Visualization of intracellular HIV-1_NL4.3 and Porphyromonas gingivalis 33277 in HeLa cells with a confocal microscopy. HeLa cells were grown in a glass bottom dish (MatTek, Boston) for 16 hr and infected with P. gingivalis–NL4.3 complexes for 30 min. Intracellular P. gingivalis cells and HIV-1_NL4.3 were visualized under a confocal microscope (Nikon A1R). (A) Visualization of green fluorescent protein–tagged NL4.3 (green). (B) P. gingivalis cells were visualized by Alexa Fluor 546–conjugated anti-rabbit IgG secondary antibody (red). (C) Infected cells presented by differential interference contrast images.
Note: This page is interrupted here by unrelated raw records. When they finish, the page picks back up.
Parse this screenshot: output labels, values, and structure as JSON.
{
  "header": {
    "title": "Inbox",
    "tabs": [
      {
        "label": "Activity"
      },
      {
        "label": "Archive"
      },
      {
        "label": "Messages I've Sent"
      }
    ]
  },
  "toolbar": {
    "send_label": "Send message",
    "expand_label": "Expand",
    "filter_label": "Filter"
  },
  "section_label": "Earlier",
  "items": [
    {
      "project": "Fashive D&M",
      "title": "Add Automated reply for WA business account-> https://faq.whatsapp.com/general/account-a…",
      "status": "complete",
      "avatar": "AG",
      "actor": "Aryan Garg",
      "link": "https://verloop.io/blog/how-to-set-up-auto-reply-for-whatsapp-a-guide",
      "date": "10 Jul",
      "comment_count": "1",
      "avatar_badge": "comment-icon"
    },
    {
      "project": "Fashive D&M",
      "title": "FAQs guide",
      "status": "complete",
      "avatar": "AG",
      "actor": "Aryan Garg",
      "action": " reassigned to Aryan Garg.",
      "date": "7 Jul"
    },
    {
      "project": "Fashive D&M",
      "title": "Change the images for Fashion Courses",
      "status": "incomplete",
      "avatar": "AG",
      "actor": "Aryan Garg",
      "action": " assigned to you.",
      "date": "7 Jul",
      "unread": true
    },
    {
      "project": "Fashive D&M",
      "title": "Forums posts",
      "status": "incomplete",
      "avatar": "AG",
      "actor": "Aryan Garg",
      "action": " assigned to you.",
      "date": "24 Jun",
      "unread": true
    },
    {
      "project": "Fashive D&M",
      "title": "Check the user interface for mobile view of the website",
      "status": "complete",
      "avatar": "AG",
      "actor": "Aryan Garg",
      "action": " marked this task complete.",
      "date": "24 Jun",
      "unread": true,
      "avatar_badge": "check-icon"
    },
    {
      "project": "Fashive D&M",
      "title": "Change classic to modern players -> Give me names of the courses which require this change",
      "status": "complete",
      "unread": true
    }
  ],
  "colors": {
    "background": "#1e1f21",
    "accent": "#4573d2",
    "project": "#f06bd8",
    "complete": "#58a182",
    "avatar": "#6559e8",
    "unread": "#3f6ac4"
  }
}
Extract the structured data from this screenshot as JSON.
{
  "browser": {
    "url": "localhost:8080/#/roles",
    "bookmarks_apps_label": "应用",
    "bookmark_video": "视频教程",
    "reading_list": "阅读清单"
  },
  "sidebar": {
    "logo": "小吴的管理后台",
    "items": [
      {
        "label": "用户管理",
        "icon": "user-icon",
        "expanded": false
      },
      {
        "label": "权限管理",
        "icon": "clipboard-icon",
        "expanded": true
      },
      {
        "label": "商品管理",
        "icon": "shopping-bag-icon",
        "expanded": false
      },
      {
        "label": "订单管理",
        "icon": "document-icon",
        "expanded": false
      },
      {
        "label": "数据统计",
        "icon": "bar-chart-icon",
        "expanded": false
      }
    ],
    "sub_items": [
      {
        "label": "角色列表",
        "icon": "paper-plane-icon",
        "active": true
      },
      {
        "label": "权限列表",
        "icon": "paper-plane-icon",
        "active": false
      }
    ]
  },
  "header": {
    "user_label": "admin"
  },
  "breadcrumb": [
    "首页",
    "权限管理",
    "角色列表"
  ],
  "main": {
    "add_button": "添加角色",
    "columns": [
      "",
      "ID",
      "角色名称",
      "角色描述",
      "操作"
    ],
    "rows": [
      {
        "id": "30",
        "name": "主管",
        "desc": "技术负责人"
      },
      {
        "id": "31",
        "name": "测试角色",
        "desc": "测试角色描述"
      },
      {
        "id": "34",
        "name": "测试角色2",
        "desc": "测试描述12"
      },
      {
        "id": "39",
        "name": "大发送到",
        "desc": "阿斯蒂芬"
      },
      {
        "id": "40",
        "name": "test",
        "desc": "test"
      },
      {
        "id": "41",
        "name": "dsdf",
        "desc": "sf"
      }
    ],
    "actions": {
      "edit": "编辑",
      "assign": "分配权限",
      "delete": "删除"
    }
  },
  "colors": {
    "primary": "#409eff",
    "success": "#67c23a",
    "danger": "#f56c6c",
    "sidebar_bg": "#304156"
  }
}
The dashed line indicates the boundary around an infected HeLa cell containing colocalization of both P. gingivalis and NL4.3.

Figure 4.

Integration of HIV-1 into the genome of HeLa cells. HeLa cells were infected with cell-free NL4-3 or Porphyromonas gingivalis 33277–associated NL4-3 for 1 hr. The infected HeLa cells were incubated for another 2 hr after the unbound bacteria and virions were removed. Quantitation of integrated provirus was determined via an Alu-long terminal repeat–based real-time nested polymerase chain reaction assay. Each bar represents a mean of copies of integrated provirus per 10⁶ cells ± SD. The results were obtained from 3 independent experiments. An asterisk indicates a statistically significant difference in provirus copies in the cells infected with cell-free NL4.3 versus cells infected with P. gingivalis–NL4.3 complexes (t test; p < .05).

Figure 5.

Expression of CXCR4 and CCR5 coreceptors on the surfaces of HeLa and TERT-2 cells. Following exposure to Porphyromonas gingivalis 33277, HIV-1, or P. gingivalis–HIV-1 complexes, the expressions of coreceptors were determined via an ELISA. (A) Anti-hCXCR4 and (B) anti-hCCR5 were applied to wells coated with HeLa or TERT-2 cells. The cells were then incubated with horseradish peroxidase–conjugated antibodies against mouse IgG. Each bar represents the relative expression of HIV-1 coreceptor on the surface of epithelial cells infected with the bacteria and/or HIV-1 compared to that in the cells noninfected (as 1 unit) (n = 3). Student’s t test was used to determine statistical significance of the differences in the expression profiles.